DISCUSSION AND FINDINGS
The Arbitrator did not err in the application of Fletcher. In that decision I found that:
No Regulations or Rules have been made to give effect to section 294 A (1)(b), namely, in relation to disclosure of medical reports to an AMS. The result is that while a party is not permitted to file more than one medical report in any one specialty in proceedings before the Commission (constituted by an Arbitrator or Presidential Member), the Commission has no power to restrict the disclosure of information, including medical reports, to an Approved Medical Specialist. Effectively, the only limitation on obtaining multiple reports in the same medical specialty is that the party will not be entitled to recover the costs of obtaining a medical report that is not admitted in the proceedings.
The fact that the Regulations do not provide for restrictions on the “disclosure of medical reports (including X-rays and the results of other tests) to approved medical specialists” (section 294 A (1)(b)) is not cured by the general directive to the Commission to act according to“equity, good conscience and the substantial merits of the case” (section 354(3) of the 1998 Act).Approved Medical Specialists are not Members of the Commission.
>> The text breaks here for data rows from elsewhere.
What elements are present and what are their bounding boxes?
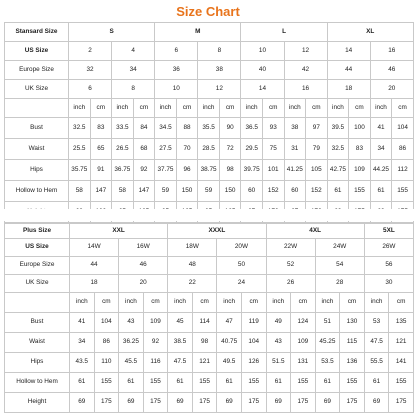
hollow-to-hem-row [5,373,414,393]
cell: 93 [262,118,284,139]
bust-row [5,118,414,139]
row-label: Hollow to Hem [5,181,69,202]
cell: 83 [349,139,371,160]
cell: 88 [176,118,198,139]
cell: 50 [217,257,266,275]
unit-cell: inch [364,293,389,313]
cell: 26.5 [112,139,134,160]
table-separator [0,209,416,221]
unit-cell: inch [241,99,263,118]
hips-row [5,353,414,373]
cell: 155 [392,181,414,202]
cell: 35.5 [198,118,220,139]
cell: 34 [370,139,392,160]
cell: 175 [340,393,365,413]
cell: 70 [176,139,198,160]
cell: 49.5 [217,353,242,373]
unit-cell: cm [306,99,328,118]
unit-cell: cm [241,293,266,313]
size-group-header: 5XL [364,224,413,239]
cell: 119 [241,313,266,333]
cell: 10 [155,80,198,99]
cell: 4 [112,42,155,61]
cell: 109 [291,333,316,353]
plus-size-table [4,223,414,413]
cell: 44 [327,61,370,80]
cell: 98 [192,333,217,353]
cell: 121 [192,353,217,373]
cell: 155 [94,373,119,393]
height-row [5,393,414,413]
row-label: Europe Size [5,257,70,275]
cell: 39.5 [327,118,349,139]
cell: 126 [241,353,266,373]
cell: 44 [70,257,119,275]
cell: 24W [315,239,364,257]
cell: 61 [217,373,242,393]
cell: 61 [327,181,349,202]
cell: 26 [266,275,315,293]
cell: 72 [219,139,241,160]
cell: 22 [168,275,217,293]
cell: 59 [198,181,220,202]
uk-size-row [5,80,414,99]
unit-cell: inch [370,99,392,118]
cell: 175 [143,393,168,413]
cell: 52 [266,257,315,275]
cell: 155 [389,373,414,393]
cell: 56 [364,257,413,275]
bust-row [5,313,414,333]
cell: 147 [90,181,112,202]
cell: 28.5 [198,139,220,160]
cell: 91 [90,160,112,181]
cell: 45 [168,313,193,333]
cell: 38.75 [198,160,220,181]
cell: 110 [94,353,119,373]
cell: 92 [133,160,155,181]
cell: 18 [70,275,119,293]
cell: 86 [94,333,119,353]
unit-cell: inch [119,293,144,313]
cell: 24 [217,275,266,293]
cell: 41 [70,313,95,333]
cell: 69 [364,393,389,413]
row-label: UK Size [5,275,70,293]
row-label: Height [5,393,70,413]
unit-cell: cm [219,99,241,118]
cell: 43 [266,333,291,353]
cell: 35.75 [69,160,91,181]
europe-size-row [5,257,414,275]
cell: 38.5 [168,333,193,353]
cell: 38 [284,118,306,139]
cell: 150 [219,181,241,202]
cell: 53.5 [315,353,340,373]
size-group-header: L [241,23,327,42]
waist-row [5,139,414,160]
cell: 14 [241,80,284,99]
size-group-header: 4XL [266,224,364,239]
size-group-header: M [155,23,241,42]
cell: 141 [389,353,414,373]
cell: 45.5 [119,353,144,373]
row-label: Waist [5,139,69,160]
cell: 155 [349,181,371,202]
cell: 100 [349,118,371,139]
cell: 58 [69,181,91,202]
cell: 32.5 [327,139,349,160]
cell: 61 [119,373,144,393]
cell: 155 [143,373,168,393]
cell: 48 [168,257,217,275]
cell: 8 [112,80,155,99]
cell: 150 [176,181,198,202]
size-group-header: XL [327,23,413,42]
cell: 69 [217,393,242,413]
cell: 45.25 [315,333,340,353]
size-group-header: XXXL [168,224,266,239]
cell: 61 [70,373,95,393]
cell: 36.25 [119,333,144,353]
cell: 152 [262,181,284,202]
cell: 90 [219,118,241,139]
cell: 16W [119,239,168,257]
unit-cell: cm [291,293,316,313]
row-label: Europe Size [5,61,69,80]
cell: 114 [192,313,217,333]
cell: 34 [112,61,155,80]
waist-row [5,333,414,353]
unit-cell: inch [217,293,242,313]
row-label: Hollow to Hem [5,373,70,393]
cell: 6 [155,42,198,61]
cell: 33.5 [112,118,134,139]
row-label: US Size [5,42,69,61]
cell: 60 [284,181,306,202]
unit-cell: inch [70,293,95,313]
unit-cell: inch [284,99,306,118]
europe-size-row [5,61,414,80]
unit-cell: inch [112,99,134,118]
cell: 147 [133,181,155,202]
cell: 79 [306,139,328,160]
unit-cell: inch [155,99,177,118]
cell: 121 [389,333,414,353]
cell: 69 [168,393,193,413]
cell: 12 [284,42,327,61]
cell: 61 [315,373,340,393]
cell: 47.5 [364,333,389,353]
cell: 104 [392,118,414,139]
unit-cell: inch [198,99,220,118]
cell: 31 [284,139,306,160]
cell: 61 [168,373,193,393]
cell: 155 [291,373,316,393]
cell: 41.25 [284,160,306,181]
unit-cell: cm [392,99,414,118]
cell: 14 [327,42,370,61]
row-label: Waist [5,333,70,353]
cell: 16 [284,80,327,99]
unit-cell: inch [69,99,91,118]
cell: 18W [168,239,217,257]
cell: 38 [198,61,241,80]
cell: 8 [198,42,241,61]
cell: 20W [217,239,266,257]
cell: 49 [266,313,291,333]
cell: 29.5 [241,139,263,160]
cell: 18 [327,80,370,99]
hips-row [5,160,414,181]
cell: 135 [389,313,414,333]
cell: 104 [241,333,266,353]
cell: 28 [315,275,364,293]
size-header-label: Plus Size [5,224,70,239]
cell: 34 [70,333,95,353]
cell: 69 [266,393,291,413]
cell: 34.5 [155,118,177,139]
cell: 47.5 [168,353,193,373]
size-header-label: Stansard Size [5,23,69,42]
cell: 69 [315,393,340,413]
us-size-row [5,42,414,61]
cell: 65 [90,139,112,160]
cell: 116 [143,353,168,373]
cell: 155 [241,373,266,393]
cell: 40 [241,61,284,80]
cell: 98 [219,160,241,181]
cell: 30 [364,275,413,293]
cell: 97 [306,118,328,139]
cell: 175 [389,393,414,413]
cell: 75 [262,139,284,160]
cell: 25.5 [69,139,91,160]
cell: 20 [119,275,168,293]
standard-size-table [4,22,414,223]
cell: 115 [340,333,365,353]
unit-cell: cm [176,99,198,118]
cell: 69 [70,393,95,413]
cell: 86 [392,139,414,160]
cell: 26W [364,239,413,257]
row-label: UK Size [5,80,69,99]
cell: 175 [291,393,316,413]
unit-cell: cm [192,293,217,313]
cell: 40.75 [217,333,242,353]
unit-cell: cm [262,99,284,118]
row-label: Hips [5,160,69,181]
cell: 92 [143,333,168,353]
cell: 47 [217,313,242,333]
size-chart-title: Size Chart [176,4,240,19]
cell: 175 [94,393,119,413]
cell: 175 [241,393,266,413]
cell: 32.5 [69,118,91,139]
cell: 59 [155,181,177,202]
cell: 27.5 [155,139,177,160]
size-group-header: XXL [70,224,168,239]
cell: 39.75 [241,160,263,181]
unit-cell: cm [94,293,119,313]
cell: 41 [370,118,392,139]
cell: 43.5 [70,353,95,373]
cell: 69 [119,393,144,413]
unit-cell: cm [133,99,155,118]
cell: 53 [364,313,389,333]
unit-cell: cm [143,293,168,313]
cell: 152 [306,181,328,202]
cell: 32 [69,61,112,80]
cell: 2 [69,42,112,61]
cell: 14W [70,239,119,257]
unit-cell: cm [90,99,112,118]
unit-cell: inch [315,293,340,313]
uk-size-row [5,275,414,293]
cell: 42.75 [327,160,349,181]
size-group-header: S [69,23,155,42]
cell: 6 [69,80,112,99]
cell: 83 [90,118,112,139]
unit-cell: cm [389,293,414,313]
cell: 51.5 [266,353,291,373]
size-header-row [5,224,414,239]
cell: 109 [143,313,168,333]
cell: 175 [192,393,217,413]
unit-cell: cm [340,293,365,313]
cell: 54 [315,257,364,275]
cell: 101 [262,160,284,181]
cell: 44.25 [370,160,392,181]
cell: 36.5 [241,118,263,139]
cell: 155 [340,373,365,393]
cell: 112 [392,160,414,181]
cell: 131 [291,353,316,373]
unit-cell: inch [168,293,193,313]
cell: 61 [266,373,291,393]
cell: 105 [306,160,328,181]
unit-row [5,99,414,118]
cell: 20 [370,80,413,99]
cell: 37.75 [155,160,177,181]
cell: 51 [315,313,340,333]
cell: 124 [291,313,316,333]
cell: 16 [370,42,413,61]
cell: 61 [370,181,392,202]
hollow-to-hem-row [5,181,414,202]
cell: 12 [198,80,241,99]
cell: 68 [133,139,155,160]
cell: 36 [155,61,198,80]
size-header-row [5,23,414,42]
row-label: Hips [5,353,70,373]
cell: 46 [370,61,413,80]
row-label: US Size [5,239,70,257]
cell: 130 [340,313,365,333]
row-label [5,293,70,313]
cell: 42 [284,61,327,80]
cell: 109 [349,160,371,181]
cell: 60 [241,181,263,202]
row-label [5,99,69,118]
cell: 10 [241,42,284,61]
cell: 58 [112,181,134,202]
cell: 36.75 [112,160,134,181]
cell: 46 [119,257,168,275]
row-label: Bust [5,313,70,333]
unit-cell: inch [327,99,349,118]
us-size-row [5,239,414,257]
cell: 84 [133,118,155,139]
cell: 22W [266,239,315,257]
row-label: Bust [5,118,69,139]
unit-cell: inch [266,293,291,313]
unit-row [5,293,414,313]
cell: 96 [176,160,198,181]
cell: 155 [192,373,217,393]
cell: 61 [364,373,389,393]
cell: 104 [94,313,119,333]
unit-cell: cm [349,99,371,118]
cell: 43 [119,313,144,333]
cell: 136 [340,353,365,373]
cell: 55.5 [364,353,389,373]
The statutory scheme for the assessment of medical disputes provides, essentially, that the Commission is the conduit for the referral of medical disputes to an Approved Medical Specialist (section 321 of the 1998 Act), who will issue a medical assessment certificate (section 325 of the 1998 Act). In cases of permanent impairment the Approved Medical Specialist’s assessment is binding as to certain matters (section 325 of the 1998 Act).
I accept the Appellant’s submission that it could result in unfairness to the worker if a psychiatric report is forwarded to the Urology and Orthopaedic Medical Specialists, whose assessment should be unrelated to any psychological injury. This would depend upon the weight, if any, that those specialists placed upon the psychiatric report, in making their assessment. However the Appellant’s remedy, if he is ultimately dissatisfied with the medical assessment, is to appeal to a Medical Appeal Panel.
The WorkCover Authority has announced that it is reviewing the Regulations in relation to the disclosure of medical reports to an Approved Medical Specialist where a medical dispute in the Commission is referred for assessment (Regulation 43 of the Workers Compensation Regulation 2003). Unless the Regulations are amended my view remains, as stated in Fletcher, that the Commission has no power to restrict the documents disclosed to an Approved Medical Specialist.
DECISION
The decision of the Arbitrator is confirmed.
Dr Gabriel Fleming
Deputy President
9 June 2004
I CERTIFY THAT THIS IS A TRUE AND ACCURATE RECORD OF THE REASONS FOR DECISION OF DR GABRIEL FLEMING, DEPUTY PRESIDENT OF THE WORKERS COMPENSATION COMMISSION.